The other thing to remember is that weight creeps on slowly. It comes off the same way. And It even bounces up instead of down! I did a mega hike today and I know even so I will only be down 1lb or so. Read my blog. I mentioned that all that hiking only burned off the same cals as 200g of potato but I felt like I should be down 8 stone! It was a joke, but I know that I always feel like I deserve a bigger weight loss because of all the efforts.

You really did do fantasticly!
HTH

Re: Going to log my progress here...

PostPosted: 13 Feb 2014, 08:40
by Bluebirdie
Had a two day TDEE blow out, but back to a fast day today. Think the stress of work things tipped me over the edge but I am pretty resolute about getting back on track. Feeling positive if tired today. The key is going to be not letting moments like this throw me off completely. Instead I am just going to see these moments as an inevitable blip. I'm going to have a bday day or two in a long haul.
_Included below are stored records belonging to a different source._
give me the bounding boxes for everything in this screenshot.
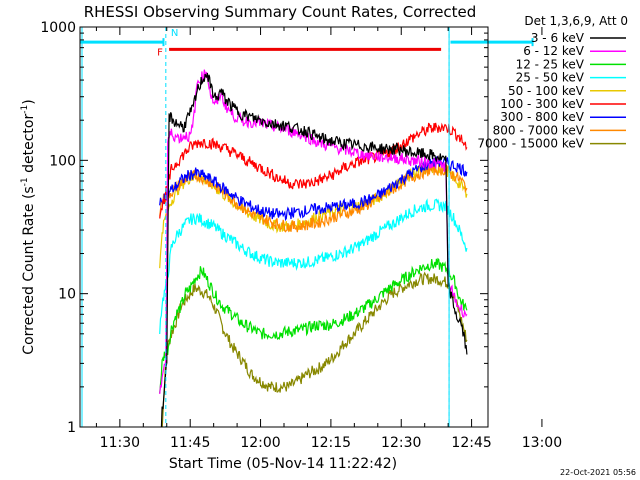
legend-label-5: 100 - 300 keV xyxy=(500,97,584,111)
y-axis-label-end: ) xyxy=(21,99,37,104)
series-line-7 xyxy=(159,163,468,233)
y-axis-label-exp1: -1 xyxy=(20,177,30,186)
y-tick-label: 100 xyxy=(49,153,76,169)
y-tick-label: 1000 xyxy=(40,20,76,36)
y-axis-label: Corrected Count Rate (s-1 detector-1) xyxy=(20,99,37,354)
legend-label-6: 300 - 800 keV xyxy=(500,110,584,124)
y-tick-label: 1 xyxy=(67,420,76,436)
series-line-2 xyxy=(159,257,468,394)
flare-label: F xyxy=(157,47,163,58)
footer-date: 22-Oct-2021 05:56 xyxy=(560,468,636,477)
legend-label-3: 25 - 50 keV xyxy=(516,71,585,85)
legend-label-1: 6 - 12 keV xyxy=(523,44,585,58)
annotation-layer: NF xyxy=(80,27,534,427)
x-axis-label: Start Time (05-Nov-14 11:22:42) xyxy=(169,456,397,472)
x-tick-label: 11:30 xyxy=(100,435,140,451)
series-line-8 xyxy=(161,271,468,427)
x-tick-label: 13:00 xyxy=(522,435,562,451)
legend-label-8: 7000 - 15000 keV xyxy=(477,137,584,151)
legend-label-2: 12 - 25 keV xyxy=(516,57,585,71)
legend-header: Det 1,3,6,9, Att 0 xyxy=(524,14,628,28)
y-axis-label-exp2: -1 xyxy=(20,105,30,114)
x-tick-label: 11:45 xyxy=(170,435,210,451)
chart-title: RHESSI Observing Summary Count Rates, Co… xyxy=(84,3,477,21)
night-label: N xyxy=(171,28,178,39)
legend-label-4: 50 - 100 keV xyxy=(508,84,585,98)
series-line-6 xyxy=(159,156,468,222)
x-tick-label: 12:30 xyxy=(381,435,421,451)
x-tick-label: 12:00 xyxy=(240,435,280,451)
y-axis-label-mid: detector xyxy=(21,114,37,178)
legend-label-0: 3 - 6 keV xyxy=(531,31,585,45)
series-line-0 xyxy=(160,72,468,427)
y-tick-label: 10 xyxy=(58,287,76,303)
x-tick-label: 12:45 xyxy=(451,435,491,451)
y-axis-label-main: Corrected Count Rate (s xyxy=(21,186,37,354)
legend-label-7: 800 - 7000 keV xyxy=(493,123,585,137)
axis-layer: 11:30 11:45 12:00 12:15 12:30 12:45 13:00 1 10 10… xyxy=(40,20,562,451)
series-line-1 xyxy=(159,69,468,395)
series-line-5 xyxy=(159,122,468,219)
x-tick-label: 12:15 xyxy=(311,435,351,451)
series-line-3 xyxy=(159,198,468,335)
series-layer xyxy=(159,69,468,427)
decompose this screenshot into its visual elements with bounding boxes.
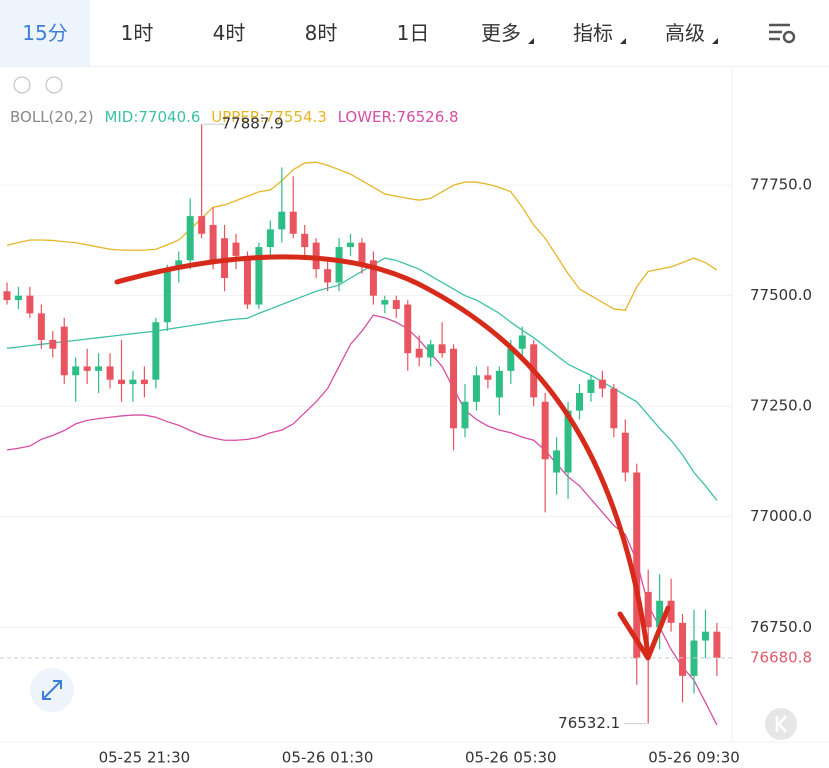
candle-body bbox=[198, 216, 206, 234]
candle-body bbox=[347, 242, 354, 248]
last-price-label: 76680.8 bbox=[750, 648, 812, 666]
candle-body bbox=[175, 260, 183, 270]
tab[interactable]: 指标 bbox=[573, 21, 613, 45]
candle-body bbox=[644, 591, 652, 628]
tab[interactable]: 1时 bbox=[120, 21, 154, 45]
candle-body bbox=[83, 366, 91, 371]
y-tick-label: 77000.0 bbox=[750, 507, 812, 525]
y-tick-label: 77750.0 bbox=[750, 176, 812, 194]
dropdown-icon bbox=[620, 38, 626, 44]
settings-icon[interactable] bbox=[766, 20, 798, 48]
candle-body bbox=[163, 269, 171, 323]
kline-button[interactable] bbox=[765, 708, 797, 740]
y-tick-label: 76750.0 bbox=[750, 618, 812, 636]
candle-body bbox=[95, 366, 103, 371]
collapse-icon[interactable] bbox=[13, 76, 31, 94]
candle-body bbox=[324, 269, 332, 283]
candle-body bbox=[129, 379, 137, 385]
candle-body bbox=[3, 291, 11, 301]
candle-body bbox=[621, 432, 629, 473]
indicator-mid: MID:77040.6 bbox=[104, 108, 200, 126]
candle-body bbox=[60, 326, 68, 376]
candle-body bbox=[369, 260, 377, 296]
x-tick-label: 05-26 01:30 bbox=[282, 749, 374, 767]
candle-body bbox=[381, 300, 389, 305]
candle-body bbox=[232, 242, 240, 256]
candle-body bbox=[484, 375, 492, 380]
candle-body bbox=[461, 401, 469, 429]
candle-body bbox=[392, 300, 400, 309]
x-tick-label: 05-25 21:30 bbox=[99, 749, 191, 767]
candle-body bbox=[358, 242, 366, 265]
tab[interactable]: 8时 bbox=[304, 21, 338, 45]
settings-icon[interactable] bbox=[45, 76, 63, 94]
candle-body bbox=[278, 211, 286, 230]
trend-arrowhead bbox=[617, 605, 671, 661]
candle-body bbox=[243, 255, 251, 305]
candle-body bbox=[472, 375, 480, 402]
candle-body bbox=[679, 622, 687, 676]
tab[interactable]: 15分 bbox=[0, 0, 90, 66]
toolbar: 15分 1时 4时 8时 1日 更多 指标 高级 bbox=[0, 0, 829, 67]
candle-body bbox=[667, 600, 675, 623]
candle-body bbox=[427, 344, 435, 358]
candle-body bbox=[713, 631, 721, 658]
candle-body bbox=[72, 366, 80, 376]
indicator-upper: UPPER:77554.3 bbox=[211, 108, 327, 126]
candle-body bbox=[495, 370, 503, 398]
x-tick-label: 05-26 09:30 bbox=[648, 749, 740, 767]
candle-body bbox=[335, 247, 343, 283]
candle-body bbox=[26, 295, 34, 314]
candle-body bbox=[576, 392, 583, 411]
tab[interactable]: 更多 bbox=[481, 21, 521, 45]
candle-body bbox=[14, 295, 22, 301]
indicator-legend: BOLL(20,2) MID:77040.6 UPPER:77554.3 LOW… bbox=[10, 108, 459, 126]
band-line bbox=[6, 161, 718, 311]
candle-body bbox=[553, 450, 561, 473]
candle-body bbox=[209, 224, 217, 261]
band-line bbox=[6, 314, 718, 726]
y-tick-label: 77500.0 bbox=[750, 286, 812, 304]
tab[interactable]: 4时 bbox=[212, 21, 246, 45]
dropdown-icon bbox=[528, 38, 534, 44]
min-label: 76532.1 bbox=[558, 714, 620, 732]
candle-body bbox=[541, 401, 549, 460]
tab[interactable]: 高级 bbox=[665, 21, 705, 45]
chart: BOLL(20,2) MID:77040.6 UPPER:77554.3 LOW… bbox=[0, 67, 829, 767]
candle-body bbox=[598, 379, 606, 389]
candle-body bbox=[106, 366, 114, 380]
candle-body bbox=[610, 388, 618, 429]
candle-body bbox=[450, 348, 458, 429]
candle-body bbox=[656, 600, 664, 628]
candle-body bbox=[255, 247, 263, 305]
max-label: 77887.9 bbox=[222, 115, 284, 133]
candle-body bbox=[118, 379, 125, 385]
candle-body bbox=[633, 472, 641, 659]
expand-icon bbox=[42, 680, 62, 700]
candle-body bbox=[415, 348, 423, 358]
candle-body bbox=[37, 313, 45, 340]
indicator-name: BOLL(20,2) bbox=[10, 108, 94, 126]
candle-body bbox=[701, 631, 709, 641]
candle-body bbox=[152, 322, 160, 380]
y-tick-label: 77250.0 bbox=[750, 397, 812, 415]
candle-body bbox=[507, 348, 515, 371]
candle-body bbox=[518, 335, 526, 349]
x-tick-label: 05-26 05:30 bbox=[465, 749, 557, 767]
candle-body bbox=[564, 410, 572, 473]
candle-body bbox=[301, 233, 309, 248]
candle-body bbox=[289, 211, 297, 234]
trend-arrow bbox=[114, 254, 651, 658]
dropdown-icon bbox=[712, 38, 718, 44]
candle-body bbox=[587, 379, 595, 393]
candle-body bbox=[140, 379, 148, 385]
candle-body bbox=[49, 339, 57, 349]
candle-body bbox=[438, 344, 446, 354]
candle-body bbox=[404, 304, 412, 354]
kline-icon bbox=[775, 715, 787, 733]
candle-body bbox=[186, 216, 194, 261]
indicator-lower: LOWER:76526.8 bbox=[338, 108, 459, 126]
candle-body bbox=[266, 229, 274, 248]
tab[interactable]: 1日 bbox=[396, 21, 430, 45]
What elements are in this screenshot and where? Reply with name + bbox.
Put a pound on. Not too bad. Hoping I can lose it again soon...

Re: Going to log my progress here...

PostPosted: 14 Feb 2014, 17:21
by Bluebirdie
So I weighed in this morning after my fast day yesterday and squeaked down a little bit again. Am very happy with that as the line is pointing downwards again, which is all I care about. But I need to find a way of balancing my need for weekend treats, with keeping under my TDEE...

...oh my god, don't tell me I have to start thinking about EXERCISE?!!